Mr Rawlins said long lorries have particular difficulty negotiating bends in Low Road. Kerb stones have been damaged and his wall has been hit several times.

Lorries are supposed to divert off the A360 to avoid the low railway bridge at Littleton Panell and go via Great Cheverell back onto the A360 at West Lavington, but lorries are taking a short cut through Little Cheverell. Low Road has a 7.5 tonne weight limit and there are signs stating this.

Mr Rawlins, a retired Army officer, said: “I think sat nav has a considerable part to play. The road is wide enough to take motor vehicles but the problem is the bend. Long vehicles can’t get round. I have lived here 15 years and it became a problem about two-and-a-half years ago and now there are almost weekly incidents.”

Earlier this month, a fuel tanker is believed to have been responsible for scraping Mr Rawlins’s wall and loosening the stone. The same section of wall was damaged a few months previously and Mr Rawlins spent £200 repairing it. Another section of his wall was also damaged in the past five weeks.
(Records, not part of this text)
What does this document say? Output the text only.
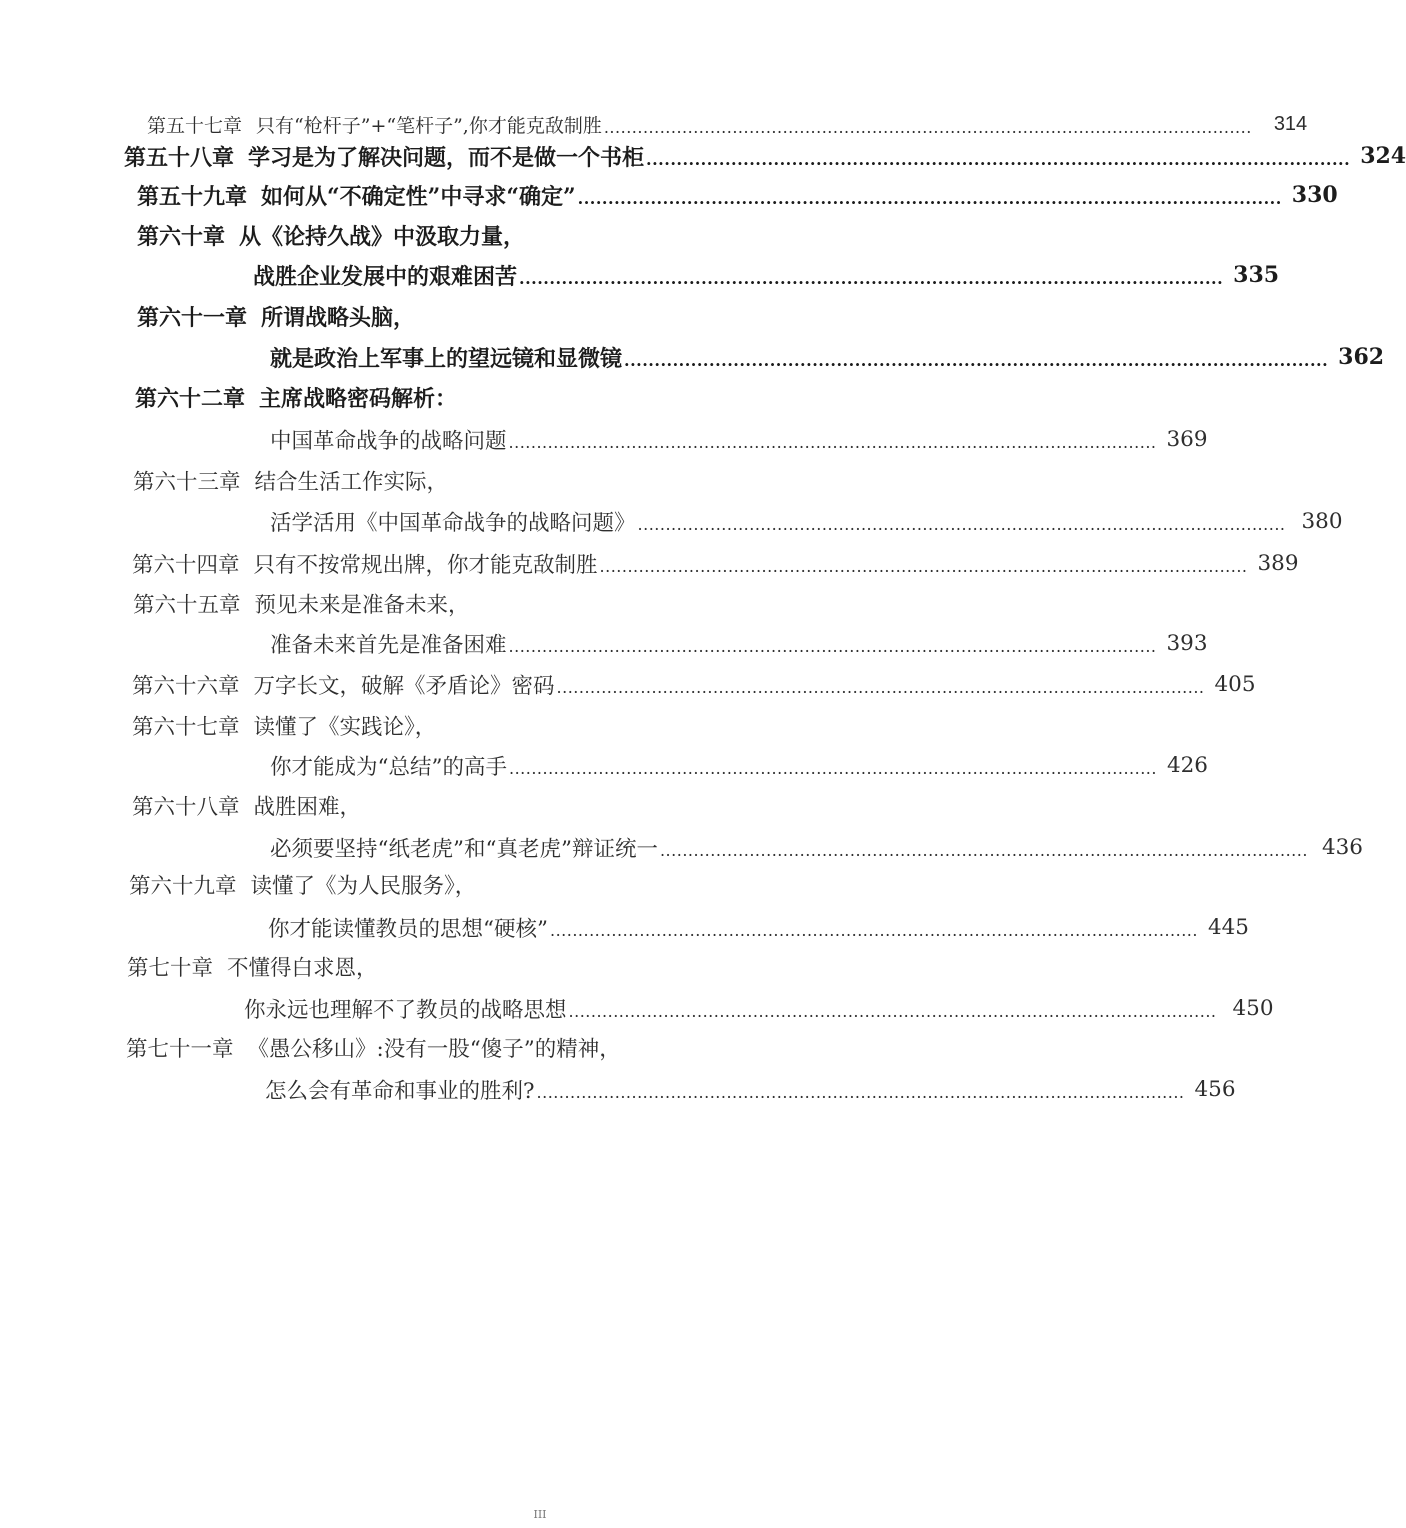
第五十七章 只有“枪杆子”+“笔杆子”,你才能克敌制胜 .................................................................................................................... 314
第五十八章 学习是为了解决问题，而不是做一个书柜 .................................................................................................................... 324
第五十九章 如何从“不确定性”中寻求“确定” .................................................................................................................... 330
第六十章 从《论持久战》中汲取力量，
战胜企业发展中的艰难困苦 .................................................................................................................... 335
第六十一章 所谓战略头脑，
就是政治上军事上的望远镜和显微镜 .................................................................................................................... 362
第六十二章 主席战略密码解析：
中国革命战争的战略问题 .................................................................................................................... 369
第六十三章 结合生活工作实际，
活学活用《中国革命战争的战略问题》 .................................................................................................................... 380
第六十四章 只有不按常规出牌，你才能克敌制胜 .................................................................................................................... 389
第六十五章 预见未来是准备未来，
准备未来首先是准备困难 .................................................................................................................... 393
第六十六章 万字长文，破解《矛盾论》密码 .................................................................................................................... 405
第六十七章 读懂了《实践论》，
你才能成为“总结”的高手 .................................................................................................................... 426
第六十八章 战胜困难，
必须要坚持“纸老虎”和“真老虎”辩证统一 .................................................................................................................... 436
第六十九章 读懂了《为人民服务》，
你才能读懂教员的思想“硬核” .................................................................................................................... 445
第七十章 不懂得白求恩，
你永远也理解不了教员的战略思想 .................................................................................................................... 450
第七十一章 《愚公移山》:没有一股“傻子”的精神，
怎么会有革命和事业的胜利? .................................................................................................................... 456
III
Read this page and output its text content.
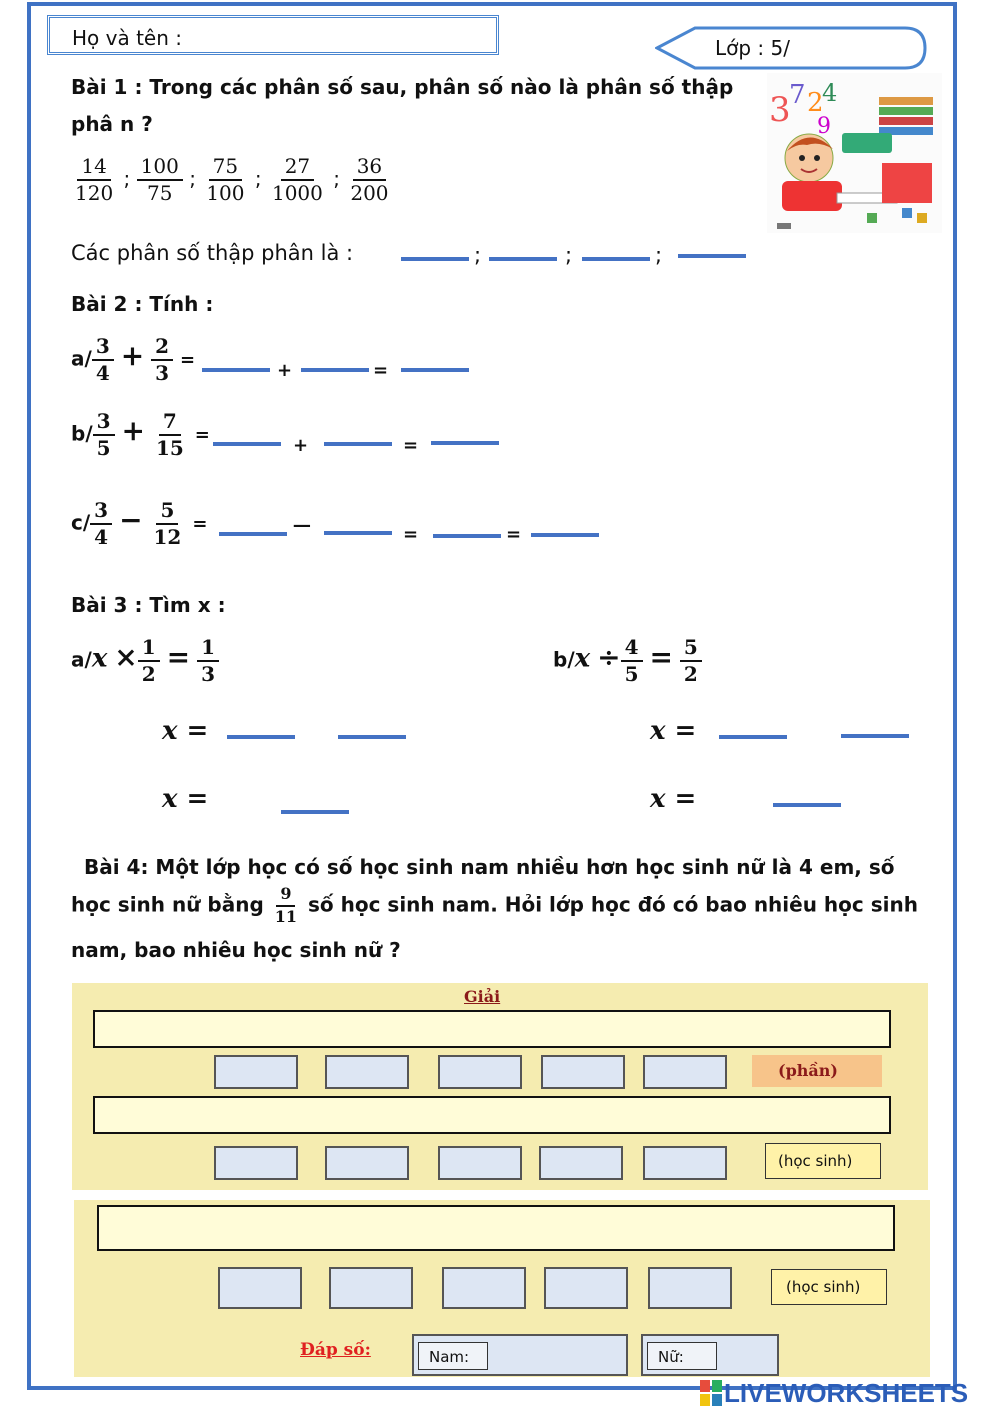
Họ và tên :	Lớp : 5/
3
7 2
4
9
Bài 1 : Trong các phân số sau, phân số nào là phân số thập
phâ n ?
$\frac{14}{120}$ ; $\frac{100}{75}$ ; $\frac{75}{100}$ ; $\frac{27}{1000}$ ; $\frac{36}{200}$
Các phân số thập phân là :	;	;	;
Bài 2 : Tính :
$a/ \frac{3}{4} + \frac{2}{3}$ =	+	=
$b/ \frac{3}{5} + \frac{7}{15}$ =	+	=
$c/ \frac{3}{4} - \frac{5}{12}$ =	−	=	=
Bài 3 : Tìm x :
a/𝒙 × $\frac{1}{2} = \frac{1}{3}$	b/𝒙 ÷ $\frac{4}{5} = \frac{5}{2}$
𝒙 =
𝒙 =
𝒙 =
𝒙 =
Bài 4: Một lớp học có số học sinh nam nhiều hơn học sinh nữ là 4 em, số
học sinh nữ bằng $\frac{9}{11}$ số học sinh nam. Hỏi lớp học đó có bao nhiêu học sinh
nam, bao nhiêu học sinh nữ ?
Giải
(phần)
(học sinh)
(học sinh)
Đáp số:	Nam:	Nữ:
LIVEWORKSHEETS
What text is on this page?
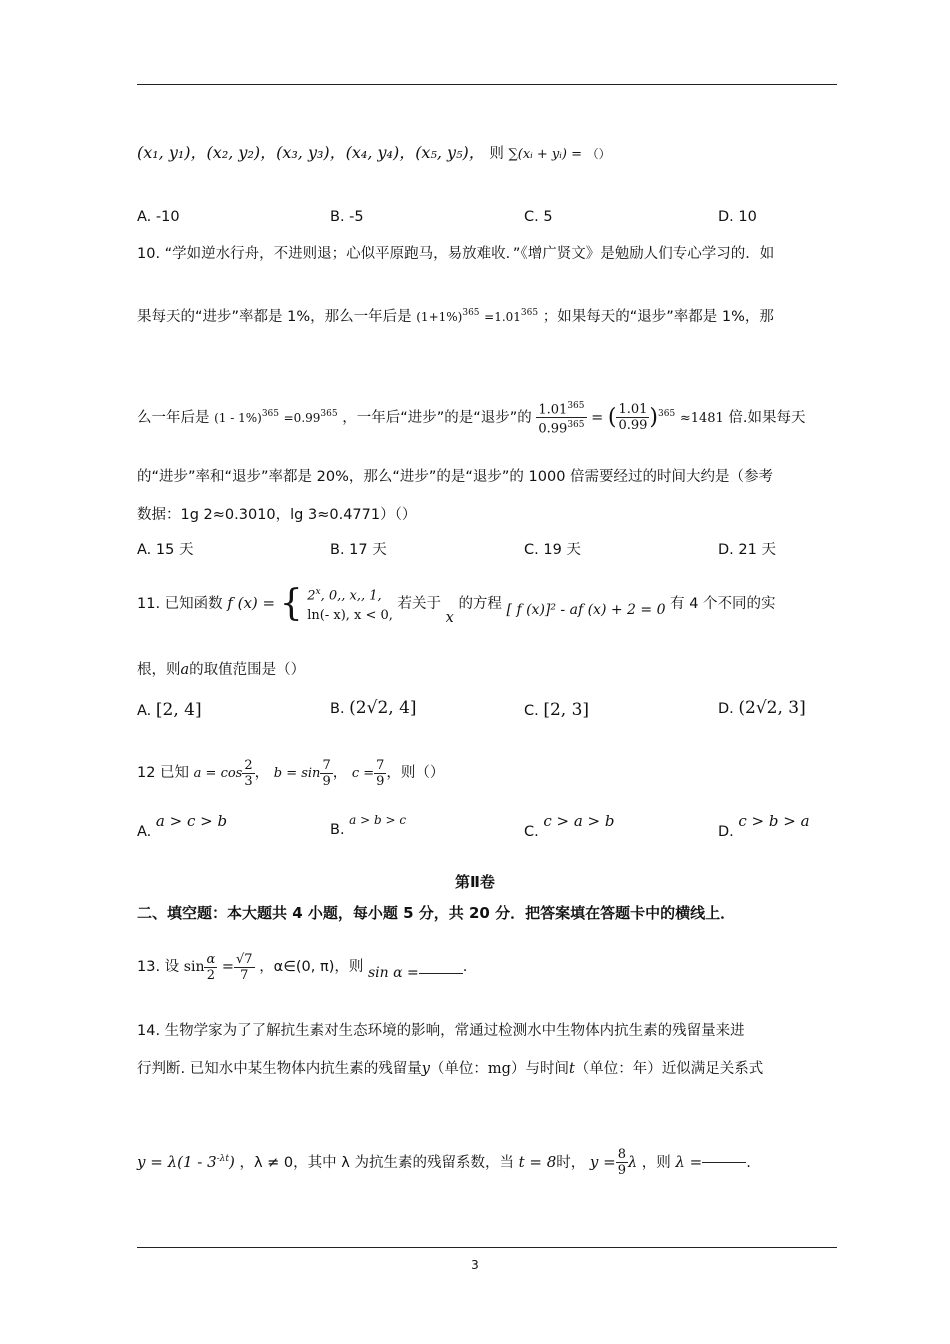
(x₁, y₁)，(x₂, y₂)，(x₃, y₃)，(x₄, y₄)，(x₅, y₅)， 则 ∑(xᵢ + yᵢ) = （）
A. -10	B. -5	C. 5	D. 10
10. “学如逆水行舟，不进则退；心似平原跑马，易放难收．”《增广贤文》是勉励人们专心学习的．如
果每天的“进步”率都是 1%，那么一年后是 $(1+1\%)^{365} =1.01^{365}$ ；如果每天的“退步”率都是 1%，那
么一年后是 $(1 - 1\%)^{365} =0.99^{365}$ ，一年后“进步”的是“退步”的 $\frac{1.01^{365}}{0.99^{365}}$ = ( $\frac{1.01}{0.99} )^{365} \approx 1481$ 倍.如果每天
的“进步”率和“退步”率都是 20%，那么“进步”的是“退步”的 1000 倍需要经过的时间大约是（参考
数据：1g 2≈0.3010，lg 3≈0.4771）（）
A. 15 天	B. 17 天	C. 19 天	D. 21 天
11. 已知函数 f (x) = { 2$^x$, 0,, x,, 1,
ln(- x), x < 0,
若关于 x 的方程 [ f (x)]² - af (x) + 2 = 0 有 4 个不同的实
根，则a的取值范围是（）
A. [2, 4]	B. (2√2, 4]	C. [2, 3]	D. (2√2, 3]
12 已知 $a = \cos \frac{2}{3}$ ， $b = \sin \frac{7}{9}$ ， $c = \frac{7}{9}$ ，则（）
A. a > c > b	B. a > b > c
C. c > a > b
D. c > b > a
第Ⅱ卷
二、填空题：本大题共 4 小题，每小题 5 分，共 20 分．把答案填在答题卡中的横线上．
13. 设 $\sin \frac{\alpha}{2} = \frac{√7}{7}$ ，α∈(0, π)，则 sin α =	.
14. 生物学家为了了解抗生素对生态环境的影响，常通过检测水中生物体内抗生素的残留量来进
行判断. 已知水中某生物体内抗生素的残留量y（单位：mg）与时间t（单位：年）近似满足关系式
$y = \lambda(1 - 3^{-\lambda t})$ ，λ ≠ 0，其中 λ 为抗生素的残留系数，当 t = 8时， $y = \frac{8}{9}$ λ ，则 λ =	.
3
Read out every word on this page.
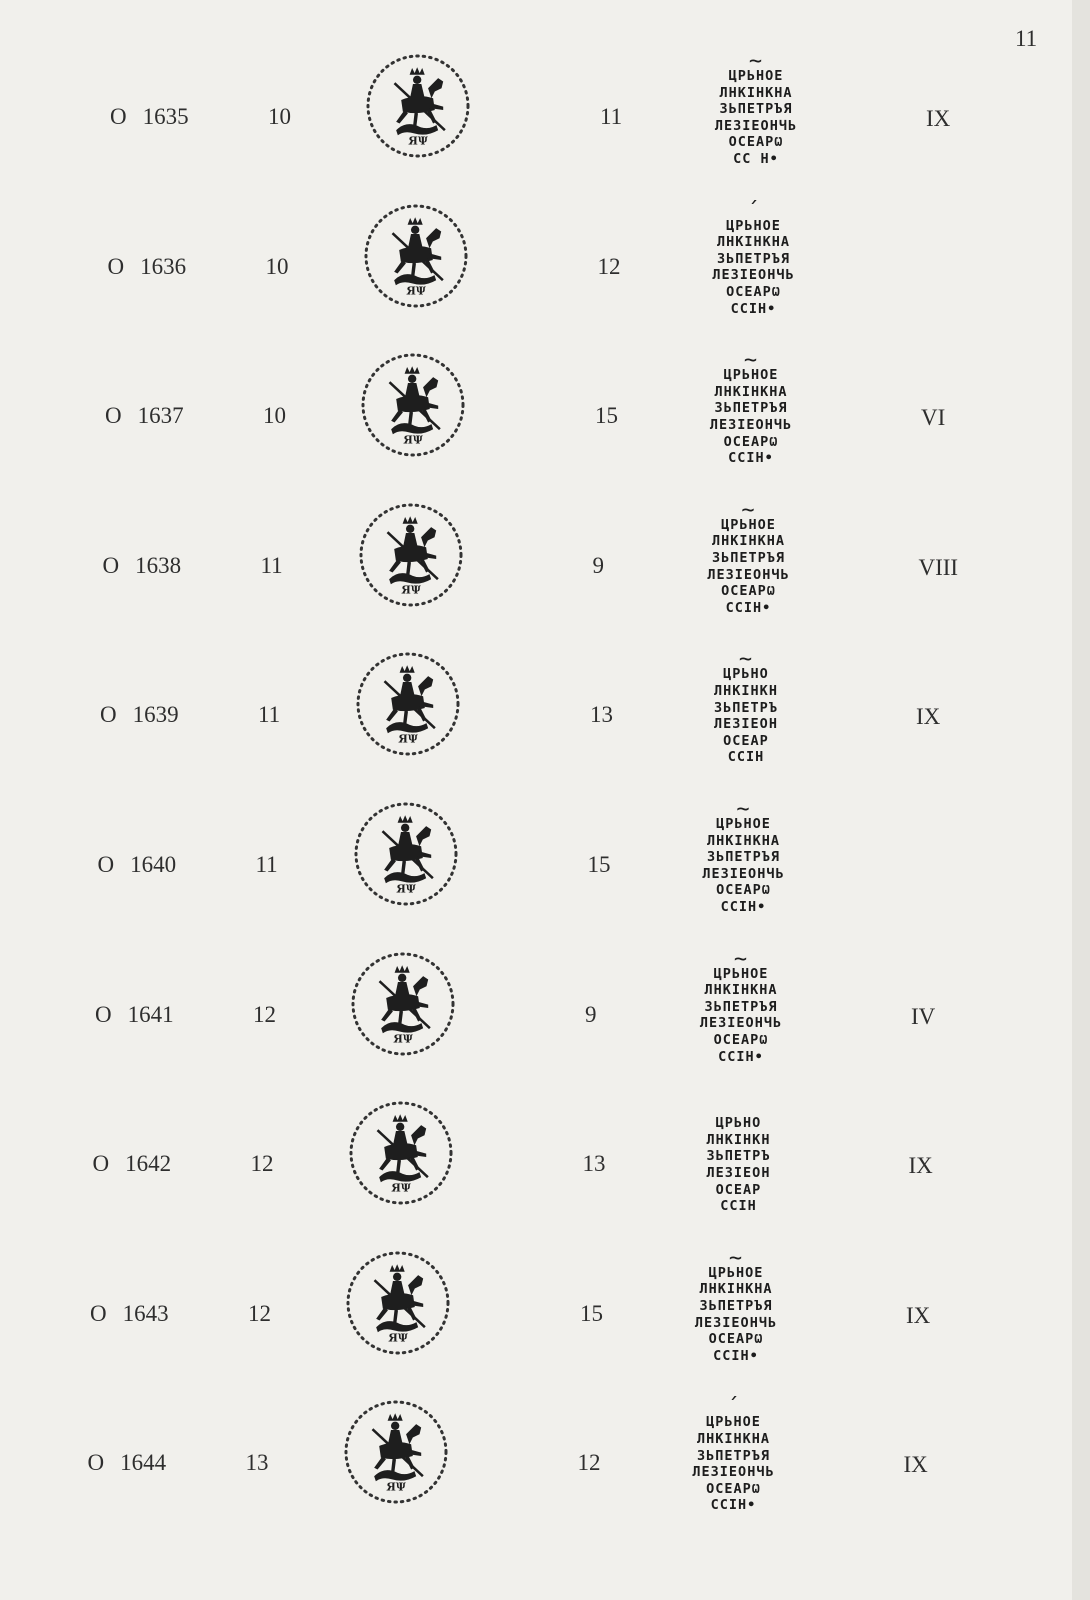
11
O 1635	10	11
~
ЦРЬНОЕ
ЛНКІНКНА
ЗЬПЕТРЪЯ
ЛЕЗІЕОНЧЬ
ОСЕАРѠ
СС Н•
IX
O 1636	10	12
´
ЦРЬНОЕ
ЛНКІНКНА
ЗЬПЕТРЪЯ
ЛЕЗІЕОНЧЬ
ОСЕАРѠ
ССІН•
O 1637	10	15
~
ЦРЬНОЕ
ЛНКІНКНА
ЗЬПЕТРЪЯ
ЛЕЗІЕОНЧЬ
ОСЕАРѠ
ССІН•
VI
O 1638	11	9
~
ЦРЬНОЕ
ЛНКІНКНА
ЗЬПЕТРЪЯ
ЛЕЗІЕОНЧЬ
ОСЕАРѠ
ССІН•
VIII
O 1639	11	13
~
ЦРЬНО
ЛНКІНКН
ЗЬПЕТРЪ
ЛЕЗІЕОН
ОСЕАР
ССІН
IX
O 1640	11	15
~
ЦРЬНОЕ
ЛНКІНКНА
ЗЬПЕТРЪЯ
ЛЕЗІЕОНЧЬ
ОСЕАРѠ
ССІН•
O 1641	12	9
~
ЦРЬНОЕ
ЛНКІНКНА
ЗЬПЕТРЪЯ
ЛЕЗІЕОНЧЬ
ОСЕАРѠ
ССІН•
IV
O 1642	12	13
ЦРЬНО
ЛНКІНКН
ЗЬПЕТРЪ
ЛЕЗІЕОН
ОСЕАР
ССІН
IX
O 1643	12	15
~
ЦРЬНОЕ
ЛНКІНКНА
ЗЬПЕТРЪЯ
ЛЕЗІЕОНЧЬ
ОСЕАРѠ
ССІН•
IX
O 1644	13	12
´
ЦРЬНОЕ
ЛНКІНКНА
ЗЬПЕТРЪЯ
ЛЕЗІЕОНЧЬ
ОСЕАРѠ
ССІН•
IX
Mr Rawlins has talked to Wiltshire councillor Richard Gamble and to highway officers at Wiltshire Council, who are changing the signs to the approaches to Little Cheverell and the area to try to deter lorry drivers.

A new sign will be put up showing the weight limit and a white lorry on a black background pointing away from Low Road to indicate for drivers to use the B3098. The new signage will cost £4,000.

Mr Rawlins does not believe the new signs will work and said: “If Wiltshire Council would just have a single track road sign at both ends of Low Road I think our problem would go away.”

Coun Gamble said: “The highway officers believe the addition of a black lorry sign will do the trick, as that is explicit to lorries.”

A Wiltshire Council spokesman said: “We have worked with the parish council and local councillors on this scheme and we are confident it will help improve the situation. Once all the signage is in place we will monitor how it is working.”